I went into his kitchen and gratefully drank down two large glassfuls of water from the cold tap. And still I was thirsty. How Dave could drink nothing after a session in that sauna was beyond me.

I followed Dave’s directions to the guest bathroom and had a shower but still had to wait downstairs for more than twenty minutes before he reappeared dressed in a dark green polo shirt, blue jeans and trainers, his standard work attire.

Whereas most top jockeys still dressed in suits and ties to go to the races in order to impress the owners and trainers, Dave Swinton had long forgone such niceties. Nowadays, Royal Ascot and the Derby meeting apart, racing in general was a more casual affair, and the current champion jockey was the most casual of them all.

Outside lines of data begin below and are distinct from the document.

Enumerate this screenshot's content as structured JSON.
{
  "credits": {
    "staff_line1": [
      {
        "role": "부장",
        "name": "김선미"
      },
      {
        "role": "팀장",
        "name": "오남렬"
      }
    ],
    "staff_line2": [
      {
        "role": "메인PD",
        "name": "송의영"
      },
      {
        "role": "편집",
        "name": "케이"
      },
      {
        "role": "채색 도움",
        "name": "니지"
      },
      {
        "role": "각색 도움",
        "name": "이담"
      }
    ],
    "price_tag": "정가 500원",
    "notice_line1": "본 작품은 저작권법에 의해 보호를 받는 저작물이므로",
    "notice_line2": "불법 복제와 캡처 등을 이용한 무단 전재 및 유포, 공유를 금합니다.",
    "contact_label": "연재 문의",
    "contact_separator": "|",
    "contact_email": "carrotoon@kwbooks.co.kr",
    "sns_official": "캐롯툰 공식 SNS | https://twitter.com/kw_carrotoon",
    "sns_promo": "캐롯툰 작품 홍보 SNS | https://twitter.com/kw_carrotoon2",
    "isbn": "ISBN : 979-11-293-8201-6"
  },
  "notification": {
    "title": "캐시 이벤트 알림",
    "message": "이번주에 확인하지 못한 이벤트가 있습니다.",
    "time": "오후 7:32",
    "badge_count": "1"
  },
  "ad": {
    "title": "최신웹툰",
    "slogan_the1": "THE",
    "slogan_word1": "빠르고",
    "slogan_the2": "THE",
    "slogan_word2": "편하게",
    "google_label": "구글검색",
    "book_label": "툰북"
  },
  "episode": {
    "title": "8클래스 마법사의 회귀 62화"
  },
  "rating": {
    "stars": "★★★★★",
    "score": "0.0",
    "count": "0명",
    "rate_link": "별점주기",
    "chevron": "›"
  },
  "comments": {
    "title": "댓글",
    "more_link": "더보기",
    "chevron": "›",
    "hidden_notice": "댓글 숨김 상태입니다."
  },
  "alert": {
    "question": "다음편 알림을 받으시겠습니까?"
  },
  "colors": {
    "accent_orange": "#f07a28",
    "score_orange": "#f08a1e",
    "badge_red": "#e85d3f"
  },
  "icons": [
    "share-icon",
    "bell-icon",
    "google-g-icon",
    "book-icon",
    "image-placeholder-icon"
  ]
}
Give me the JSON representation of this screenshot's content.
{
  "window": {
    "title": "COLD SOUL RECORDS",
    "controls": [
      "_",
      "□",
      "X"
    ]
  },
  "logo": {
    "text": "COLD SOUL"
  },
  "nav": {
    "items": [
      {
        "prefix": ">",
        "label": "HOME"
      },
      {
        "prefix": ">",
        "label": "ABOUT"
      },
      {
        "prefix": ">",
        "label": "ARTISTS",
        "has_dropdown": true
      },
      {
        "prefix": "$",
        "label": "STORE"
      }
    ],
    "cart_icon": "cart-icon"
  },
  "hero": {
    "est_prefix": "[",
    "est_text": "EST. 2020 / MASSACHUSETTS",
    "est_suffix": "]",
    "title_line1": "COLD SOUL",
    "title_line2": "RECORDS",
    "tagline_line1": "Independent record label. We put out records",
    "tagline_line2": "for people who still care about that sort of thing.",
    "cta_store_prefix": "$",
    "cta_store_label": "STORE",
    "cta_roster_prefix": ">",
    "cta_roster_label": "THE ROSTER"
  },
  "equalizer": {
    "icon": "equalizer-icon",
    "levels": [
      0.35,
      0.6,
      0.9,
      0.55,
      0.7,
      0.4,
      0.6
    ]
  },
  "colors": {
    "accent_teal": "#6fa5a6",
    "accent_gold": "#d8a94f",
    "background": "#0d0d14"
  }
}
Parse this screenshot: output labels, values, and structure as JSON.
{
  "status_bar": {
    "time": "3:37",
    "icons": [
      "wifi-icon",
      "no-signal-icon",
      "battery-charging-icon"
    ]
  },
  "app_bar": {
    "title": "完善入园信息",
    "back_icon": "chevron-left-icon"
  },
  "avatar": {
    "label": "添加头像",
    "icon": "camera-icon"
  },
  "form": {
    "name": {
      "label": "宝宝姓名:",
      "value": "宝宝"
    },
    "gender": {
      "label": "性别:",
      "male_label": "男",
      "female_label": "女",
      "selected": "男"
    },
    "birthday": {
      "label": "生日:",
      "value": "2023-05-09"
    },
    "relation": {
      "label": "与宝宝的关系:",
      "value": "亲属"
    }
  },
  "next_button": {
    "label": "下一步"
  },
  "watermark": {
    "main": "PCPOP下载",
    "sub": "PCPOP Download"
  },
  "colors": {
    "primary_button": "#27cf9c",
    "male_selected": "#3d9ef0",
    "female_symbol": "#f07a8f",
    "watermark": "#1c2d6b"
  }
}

‘I’m going to Newbury now,’ he said, picking up a grip that was lying in the hallway. ‘I want to run the course before the first.’

I looked at my watch. It was coming up to ten o’clock.

‘I came by train and taxi,’ I said. ‘Can you give me a lift?’

‘Where to?’

‘Newbury racecourse will be fine,’ I said. ‘I’ll watch the Hennessy and then take the train back to town.’

‘Why don’t you drive like everyone else?’ he said, clearly irritated.

‘I’ve no car,’ I said. ‘I don’t need one in London. I’ll come with you.’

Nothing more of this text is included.